Polikoff found that “state tests indeed vary considerably in their correlations with observational and student survey measures of effective teaching.” These correlations, as they were in the previous article/post cited above, were statistically significant, positive, and fell in the very weak range in mathematics (0.15 < r < 0.19) and very weak range in English/language arts (0.07 < r < 0.15). This, and other noted correlations that approach zero (i.e., r = 0 or no correlation at all), all, as per Polikoff, indicate “weak sensitivity to instructional quality.”

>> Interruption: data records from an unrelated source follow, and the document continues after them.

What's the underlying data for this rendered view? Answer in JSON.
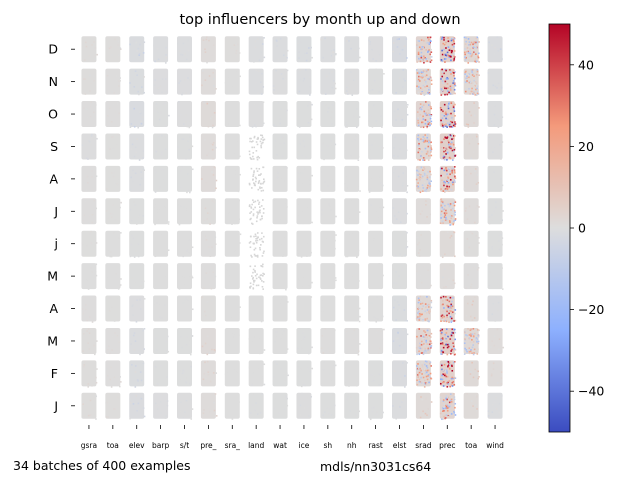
{
  "chart_data": {
    "type": "heatmap",
    "title": "top influencers by month  up and down",
    "x_categories": [
      "gsra",
      "toa",
      "elev",
      "barp",
      "s/t",
      "pre_",
      "sra_",
      "land",
      "wat",
      "ice",
      "sh",
      "nh",
      "rast",
      "elst",
      "srad",
      "prec",
      "toa",
      "wind"
    ],
    "y_categories": [
      "D",
      "N",
      "O",
      "S",
      "A",
      "J",
      "j",
      "M",
      "A",
      "M",
      "F",
      "J"
    ],
    "colorbar": {
      "min": -50,
      "max": 50,
      "ticks": [
        40,
        20,
        0,
        -20,
        -40
      ],
      "colormap": "coolwarm"
    },
    "intensity_estimate": [
      [
        0.6,
        0.5,
        -1.4,
        -0.8,
        -0.6,
        1.0,
        0.5,
        -0.9,
        -0.8,
        -1.0,
        -0.8,
        -0.7,
        -0.5,
        -2.0,
        4.0,
        6.5,
        3.0,
        -1.2
      ],
      [
        0.5,
        0.4,
        -1.0,
        -0.5,
        -0.5,
        1.0,
        0.0,
        -0.6,
        -0.4,
        -0.6,
        -0.6,
        -0.4,
        -0.3,
        -1.0,
        3.0,
        6.0,
        2.5,
        -0.8
      ],
      [
        0.4,
        0.3,
        -1.5,
        -0.3,
        -0.4,
        1.5,
        0.0,
        -0.4,
        -0.3,
        -0.3,
        -0.3,
        -0.2,
        -0.2,
        -0.8,
        3.5,
        6.0,
        2.0,
        -0.6
      ],
      [
        -0.4,
        0.2,
        -0.8,
        -0.3,
        -0.3,
        1.0,
        0.0,
        0.0,
        -0.2,
        -0.2,
        -0.2,
        -0.1,
        -0.2,
        -0.6,
        3.0,
        6.0,
        1.5,
        -0.4
      ],
      [
        0.3,
        0.2,
        -0.6,
        -0.2,
        -0.2,
        1.2,
        0.0,
        0.0,
        -0.1,
        -0.1,
        -0.1,
        0.0,
        -0.1,
        -0.5,
        2.5,
        5.0,
        1.2,
        -0.3
      ],
      [
        0.3,
        0.2,
        -0.3,
        0.0,
        -0.1,
        0.6,
        0.0,
        0.0,
        0.0,
        0.0,
        -0.1,
        0.0,
        -0.1,
        -0.5,
        1.0,
        3.0,
        0.8,
        -0.3
      ],
      [
        0.2,
        0.1,
        -0.2,
        0.0,
        -0.1,
        0.4,
        0.0,
        0.0,
        0.0,
        0.0,
        0.0,
        0.0,
        0.0,
        -0.3,
        0.5,
        1.5,
        0.5,
        -0.2
      ],
      [
        0.1,
        0.1,
        -0.2,
        0.0,
        0.0,
        0.3,
        0.0,
        0.0,
        0.0,
        0.0,
        0.0,
        0.0,
        0.0,
        -0.2,
        0.4,
        1.0,
        0.4,
        -0.2
      ],
      [
        0.3,
        0.2,
        -0.5,
        -0.1,
        -0.1,
        0.6,
        0.0,
        0.0,
        0.0,
        0.0,
        0.0,
        0.0,
        -0.1,
        -1.0,
        2.5,
        5.0,
        1.5,
        -0.5
      ],
      [
        0.5,
        0.3,
        -0.8,
        -0.2,
        -0.2,
        1.2,
        0.0,
        0.0,
        -0.1,
        -0.2,
        0.4,
        0.3,
        0.3,
        -1.5,
        3.5,
        6.5,
        2.5,
        0.8
      ],
      [
        0.5,
        0.4,
        -1.0,
        -0.3,
        -0.3,
        1.0,
        0.0,
        -0.1,
        -0.2,
        -0.2,
        -0.1,
        0.0,
        -0.2,
        -1.2,
        3.0,
        5.5,
        2.0,
        1.0
      ],
      [
        0.6,
        0.5,
        -1.2,
        -0.5,
        -0.4,
        1.0,
        0.0,
        -0.3,
        -0.2,
        -0.4,
        -0.3,
        -0.2,
        -0.2,
        -0.8,
        2.0,
        4.0,
        1.5,
        -0.6
      ]
    ]
  },
  "footer_left": "34 batches of 400 examples",
  "footer_right": "mdls/nn3031cs64"
}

Put differently, while this indicates that the extent to which state tests are instructionally sensitive appears slightly more favorable in mathematics versus English/language arts, we might otherwise conclude that the state tests used in at least the MET partner states “are only weakly sensitive to pedagogical quality, as judged by the MET study instruments” – the instruments that in many ways are “the best” we have thus far to offer in terms of teacher evaluation (i.e., observational, and student survey instruments).
But why does instructional sensitivity matter? Because the inferences made from these state test results, independently or more likely post VAM calculation “rely on the assumption that [state test] results accurately reflect the instruction received by the students taking the test. This assumption is at the heart of [investigations] of instructional sensitivity.” See another related (and still troublesome) post about instructional sensitivity here.
Polikoff, M. S. (2014). Does the Test Matter? Evaluating teachers when tests differ in their sensitivity to instruction. In T. J. Kane, K. A. Kerr, & R. C. Pianta (Eds.). Designing teacher evaluation systems: New guidance from the Measures of Effective Teaching project (pp. 278-302). San Francisco, CA: Jossey-Bass.